I'd like to be able to only allowlist/blocklist specific licenses by their SPDX identifiers (e.g. Apache-2.0), as opposed to the various forms that pop up in packages:

apache 2.0
apache software 2.0
apache license 2.0
apache software license 2.0
the idkapache software license 2.0

Full list of SPDX identifiers is at: https://spdx.org/licenses/

This project has a similar mapping of frequently used identifiers to their proper SPDX identifier:

https://github.com/NFJones/pipoe/blob/master/pipoe/licenses.py

Of course, this only gets you so far as some projects have ambiguous metadata that doesn't explicitly specify the license version (like dateutil for example). Perhaps this could be part of the normal/cautious/paranoid checking levels where "normal" might map "apache" to any version, but "paranoid" would not match unless it included a version number.

Josh Friend · Answer 1 · Sat Apr 03 2021 02:27:10 GMT+0800 (China Standard Time)

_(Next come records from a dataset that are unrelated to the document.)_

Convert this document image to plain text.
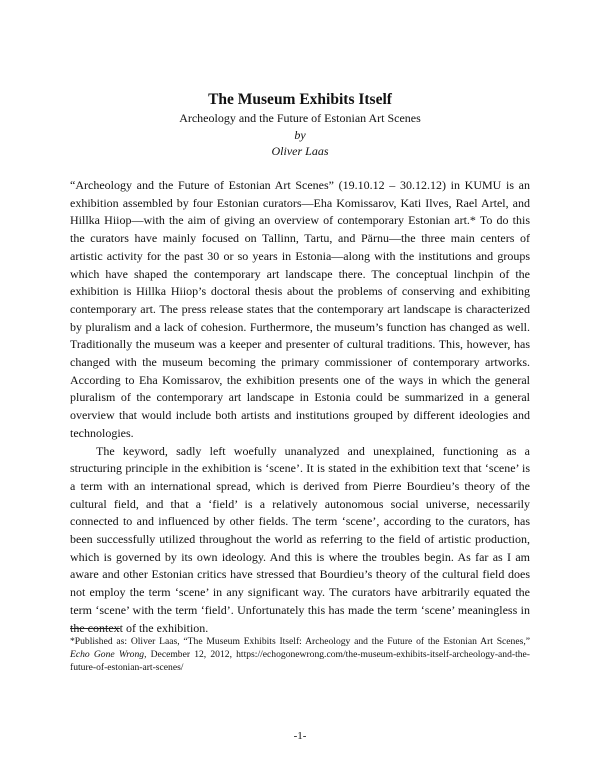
The Museum Exhibits Itself
Archeology and the Future of Estonian Art Scenes
by
Oliver Laas

“Archeology and the Future of Estonian Art Scenes” (19.10.12 – 30.12.12) in KUMU is an exhibition assembled by four Estonian curators—Eha Komissarov, Kati Ilves, Rael Artel, and Hillka Hiiop—with the aim of giving an overview of contemporary Estonian art.* To do this the curators have mainly focused on Tallinn, Tartu, and Pärnu—the three main centers of artistic activity for the past 30 or so years in Estonia—along with the institutions and groups which have shaped the contemporary art landscape there. The conceptual linchpin of the exhibition is Hillka Hiiop’s doctoral thesis about the problems of conserving and exhibiting contemporary art. The press release states that the contemporary art landscape is characterized by pluralism and a lack of cohesion. Furthermore, the museum’s function has changed as well. Traditionally the museum was a keeper and presenter of cultural traditions. This, however, has changed with the museum becoming the primary commissioner of contemporary artworks. According to Eha Komissarov, the exhibition presents one of the ways in which the general pluralism of the contemporary art landscape in Estonia could be summarized in a general overview that would include both artists and institutions grouped by different ideologies and technologies.

The keyword, sadly left woefully unanalyzed and unexplained, functioning as a structuring principle in the exhibition is ‘scene’. It is stated in the exhibition text that ‘scene’ is a term with an international spread, which is derived from Pierre Bourdieu’s theory of the cultural field, and that a ‘field’ is a relatively autonomous social universe, necessarily connected to and influenced by other fields. The term ‘scene’, according to the curators, has been successfully utilized throughout the world as referring to the field of artistic production, which is governed by its own ideology. And this is where the troubles begin. As far as I am aware and other Estonian critics have stressed that Bourdieu’s theory of the cultural field does not employ the term ‘scene’ in any significant way. The curators have arbitrarily equated the term ‘scene’ with the term ‘field’. Unfortunately this has made the term ‘scene’ meaningless in the context of the exhibition.

*Published as: Oliver Laas, “The Museum Exhibits Itself: Archeology and the Future of the Estonian Art Scenes,” Echo Gone Wrong, December 12, 2012, https://echogonewrong.com/the-museum-exhibits-itself-archeology-and-the-future-of-estonian-art-scenes/
-1-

I believe this would eliminate the need for #53 as well?

Olivier Chédru · Answer 2 · Sat Apr 03 2021 18:34:25 GMT+0800 (China Standard Time)

I did not know about SPDX identifiers, and this looks like a great idea!

Olivier Chédru · Answer 3 · Sat Apr 03 2021 18:34:50 GMT+0800 (China Standard Time)

I believe this would eliminate the need for #53 as well?

Indeed

Joseph Hale, MS SE · Answer 4 · Thu Dec 29 2022 04:55:19 GMT+0800 (China Standard Time)

This request seems even more valuable now that SPDX is the de-facto standard for licensing information.